Shortly after that cusp event, per-packet TTL field was added to the NTP 
protocol, which is why TCP/IP has the TTL field in the IP packet.


The network had added to it a self-cleaning function.  Think of it as 
one long continuous sneeze.




Re: Sagonet - Failing miserably with network security Someone needs to handle this.

2006-10-29 Thread Stephen Satchell


Chris Jester wrote:

65.110.62.120

Sagonet,

We have a serious hacker here who is ACTIVLY engaged in logins
on our network (have him in a honeypot at the moment). He is running
exploits from your network and
also I have been hearing from others that you have been notified of this
a few times yet have done nothing about it.  Can we get someone to handle
this immediately please?


Thank you for the report.  I've added 65.110.62.120 in our perimeter 
firewalls, on the off chance that the guy has broken into one or more 
servers at American Internet (Reno).  If he (she) did, it may explain 
some traffic anomolies we've been seeing this past week.


Re: [Fwd: RE: Kremen VS Arin Antitrust Lawsuit - Anyone have feedback?]

2006-09-11 Thread Stephen Satchell



On Mon, 11 Sep 2006, Chris Jester wrote:


Also, what about ARINS hardcore attitude making it near impossible
to aquire ip space, even when you justify it's use?  I have had
nightmares myself as well as MANY of my collegues share similar experiences.
I am having an issue right now with a UNIVERSITY in Mexico tryin to get
ip's from the mexican counterpart.  Why is it that they involve lawyers,
ask you all your customers names and etc... This is more information than
I think they should be requiring.

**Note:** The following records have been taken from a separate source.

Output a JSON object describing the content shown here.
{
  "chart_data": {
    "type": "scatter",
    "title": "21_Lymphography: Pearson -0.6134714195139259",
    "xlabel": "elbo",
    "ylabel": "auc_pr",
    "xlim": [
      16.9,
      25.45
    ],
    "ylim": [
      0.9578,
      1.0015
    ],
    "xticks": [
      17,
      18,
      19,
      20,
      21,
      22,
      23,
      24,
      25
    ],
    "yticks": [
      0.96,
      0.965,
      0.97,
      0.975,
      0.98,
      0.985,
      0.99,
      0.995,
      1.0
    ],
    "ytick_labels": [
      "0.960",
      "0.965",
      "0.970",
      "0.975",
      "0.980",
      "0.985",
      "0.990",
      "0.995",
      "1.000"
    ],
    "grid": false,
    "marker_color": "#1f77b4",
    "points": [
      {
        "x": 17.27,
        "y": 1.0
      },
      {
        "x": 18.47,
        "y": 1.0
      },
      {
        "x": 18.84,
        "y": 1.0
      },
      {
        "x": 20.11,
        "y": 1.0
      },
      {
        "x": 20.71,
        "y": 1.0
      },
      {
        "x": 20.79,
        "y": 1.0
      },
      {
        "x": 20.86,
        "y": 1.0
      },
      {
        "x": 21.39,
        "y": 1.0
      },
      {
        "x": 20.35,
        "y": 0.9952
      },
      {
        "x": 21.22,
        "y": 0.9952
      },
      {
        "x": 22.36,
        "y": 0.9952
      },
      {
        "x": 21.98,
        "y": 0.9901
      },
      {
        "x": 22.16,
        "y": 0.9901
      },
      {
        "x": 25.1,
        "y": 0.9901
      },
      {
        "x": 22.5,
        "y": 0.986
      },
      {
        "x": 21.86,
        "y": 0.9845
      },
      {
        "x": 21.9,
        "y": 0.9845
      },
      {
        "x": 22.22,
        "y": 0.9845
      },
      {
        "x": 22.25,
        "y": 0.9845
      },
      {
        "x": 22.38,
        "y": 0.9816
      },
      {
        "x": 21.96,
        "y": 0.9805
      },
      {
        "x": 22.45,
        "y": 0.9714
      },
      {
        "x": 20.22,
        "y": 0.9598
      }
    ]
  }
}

Any company that wishes to engage in
business as an ISP or provider in some capacity should be granted the
right to their own ip space. We cannot trust using ips swipped to us by
upstreams and the like. Its just not safe to do that and you lose control.

Actually, is there anyone else who shares these nightmares with me?
I brought up the lawsuit with Kremen and ARIN to see if this is a common
issue.  What are your views, and can someone share nightmare stories?


When I went after my own /21 after headaches with the numbers from my 
upstreams, UUNET and SBC, I sought help from a consultant (inexpensive, 
I might add) to let me know *exactly* what I needed to provide to ARIN 
to justify a private allocation.  Unlike the original poster's claim, I 
didn't have to "open the kimono" wide.  ARIN looked at my existing 
utilization, my basic numbering plan, my then-existing map of domain 
names to IP addresses, my application for one ASN, and after one 
back-and-forth they said "yes."


Today I'm a very happy multi-homed camper.